Govt decries one-sided Al Jazeera report on money laundering


10-November-2012

Finance, Trade and Investment Minister Pierre Laporte said this in an interview yesterday evening after the station showed two young men saying they are undercover journalists from Zimbabwe and Ghana commissioned to do a feature about “the US $148 billion that is illegally siphoned out of the African continent”.

The programme – which has also been posted on the internet – does not feature 10 companies the two talked to and covers only two which appear to be purporting to be able to cover the identity of the owners of a large sum of money they claimed came from corrupt practices in an African nation.

However Mr Laporte said the country’s laws require any company’s shareholders to be declared even if they are not made public, so what the “journalists” were trying to do is not possible. The Financial Intelligence Unit (FIU) and the Seychelles International Business Authority (Siba) said when there is an investigation, the courts of law should have access to the identities of the real owners of the company.

“In any case nobody would want to trust his millions to a third party,” Siba’s chief executive Wendy Pierre told Nation.
In response to the documentary – entitled People & Power: How to rob Africa – published and aired on Thursday, Siba said it condemns any act or attempt of money laundering, of corruption in any form or other criminal activity as recently exposed in a documentary aired by Al Jazeera “where two Seychelles-based corporate service providers were shown to be prepared to engage in illegal practices”.

“The Seychelles Government, through Siba and the FIU, will be investigating the two companies and take appropriate action,” the authority said in a press release.

“The two CPS have damaged the reputation of Seychelles and its financial services industry by such activity, in a time when Seychelles has been strengthening its legal, regulatory and supervisory framework in order to ensure compliance to international standards.

“Siba will take action when the FIU has completed its investigation.
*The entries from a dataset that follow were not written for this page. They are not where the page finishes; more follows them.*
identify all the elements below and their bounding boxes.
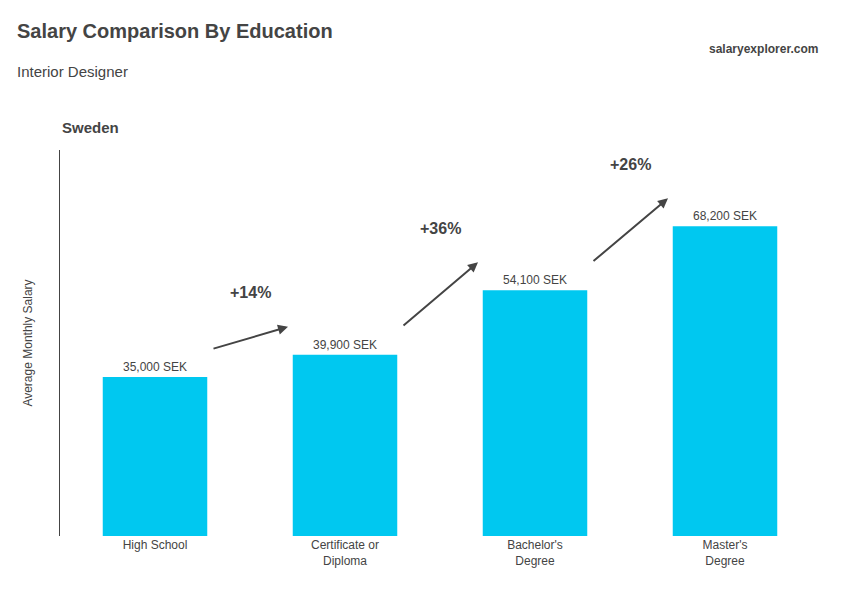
svg-text:68,200 SEK: 68,200 SEK [693, 209, 757, 223]
svg-text:salaryexplorer.com: salaryexplorer.com [709, 42, 818, 56]
svg-text:Certificate orDiploma: Certificate orDiploma [311, 538, 379, 568]
svg-text:High School: High School [123, 538, 188, 552]
svg-text:39,900 SEK: 39,900 SEK [313, 338, 377, 352]
svg-text:35,000 SEK: 35,000 SEK [123, 360, 187, 374]
svg-text:Average Monthly Salary: Average Monthly Salary [21, 279, 35, 406]
svg-text:+14%: +14% [230, 284, 271, 301]
svg-text:54,100 SEK: 54,100 SEK [503, 273, 567, 287]
svg-text:Sweden: Sweden [62, 119, 119, 136]
svg-text:Master'sDegree: Master'sDegree [703, 538, 748, 568]
svg-text:Bachelor'sDegree: Bachelor'sDegree [507, 538, 563, 568]
svg-text:+26%: +26% [610, 156, 651, 173]
svg-text:Salary Comparison By Education: Salary Comparison By Education [17, 20, 333, 42]
svg-text:+36%: +36% [420, 220, 461, 237]
svg-text:Interior Designer: Interior Designer [17, 63, 128, 80]
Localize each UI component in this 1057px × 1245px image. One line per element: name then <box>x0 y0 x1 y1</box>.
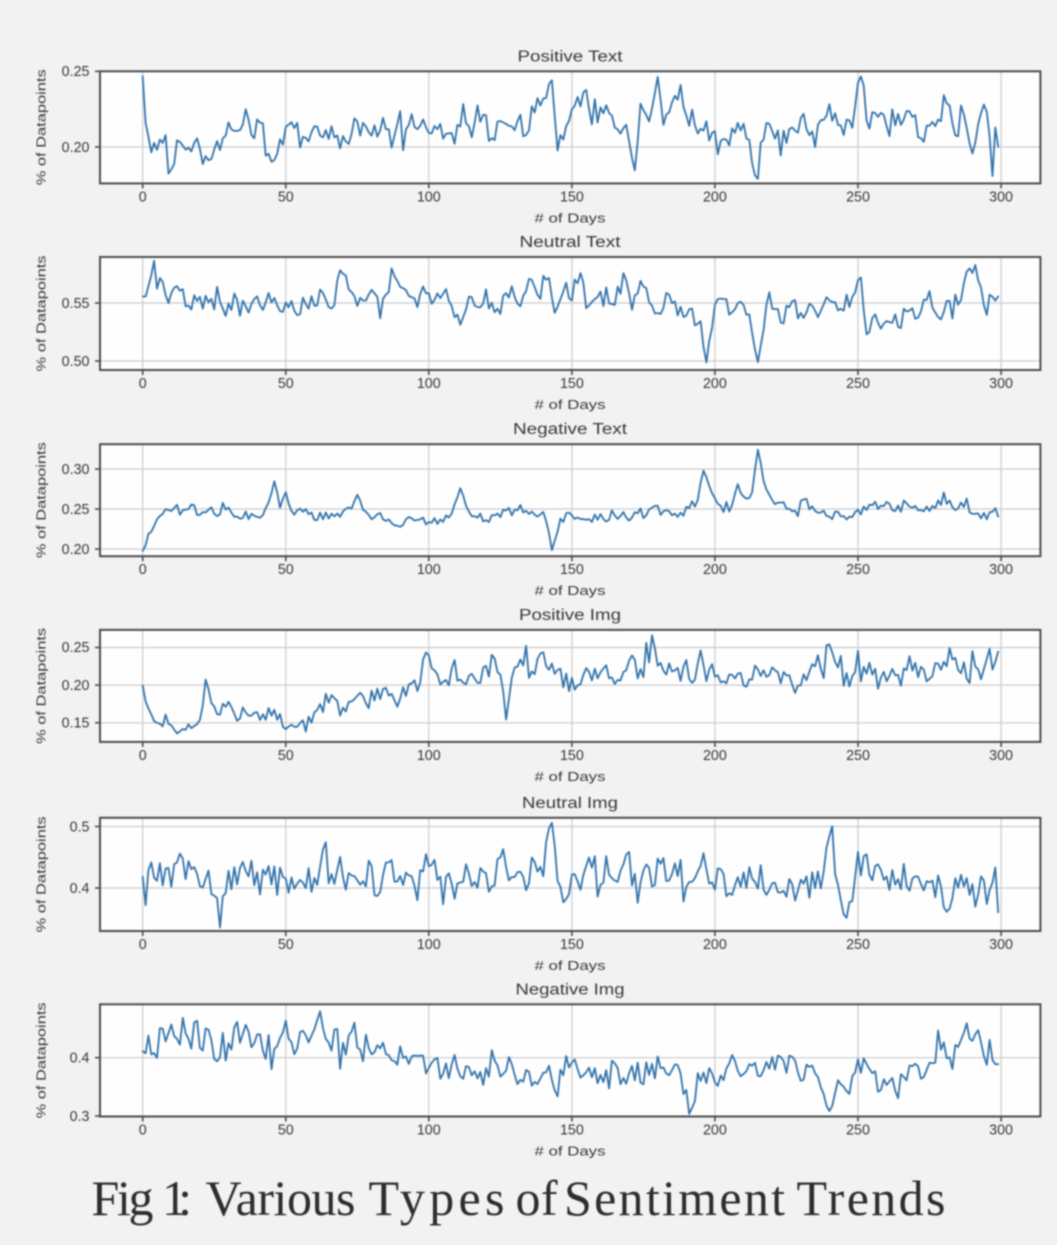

We have a robust system for reviewing service providers and action is always taken when irregularities are found.”

The authority said it has in the past revoked licenses of service providers when sufficient ground was found for illegal activity.

“Furthermore the FIU has been investigating 47 cases of irregularities by CPS in 2012, and will together with Siba be undertaking a thorough investigation in these two cases.

“Recently, as part of its continuous effort to keep abreast of international norms and best practices, Seychelles has amended a number of its legislation, specifically, the Anti-Money Laundering Act (AML Act) & International Corporate Service Providers Act (ICSP) was improved with regards to customer due diligence, record keeping and reporting obligations.”

“All international financial service jurisdictions are facing the same challenges today, and no jurisdiction is immune from rogue operators. It is important that when cases of wrongdoing are identified, Siba acts swiftly and prevent such activities from continuing. Siba is confident that the majority of service providers in Seychelles adhere to the high standards which have maintained the Seychelles’ reputation as a well regulated jurisdiction.

“It is worth noting that the matters raised in the documentary are not endemic to a particular jurisdiction, but rather a plight that is global. This was further highlighted by the FIU in the documentary. It is unfortunate that Al Jazeera did not air the interview of Siba chairman Steve Fanny, who they had spoken to in Seychelles, which put the concerns in the context of contemporary practices within the international financial services.

“When the Al Jazeera journalists met with Mr Fanny they had explained that they had met ‘undercover’ with 12 CPS in Seychelles, and out of that group, they said that two were willing to working in a corrupted and illegal way. The journalists were asked to provide evidence of illegal activity, and they refused to do so, and left the country before such material was obtained.”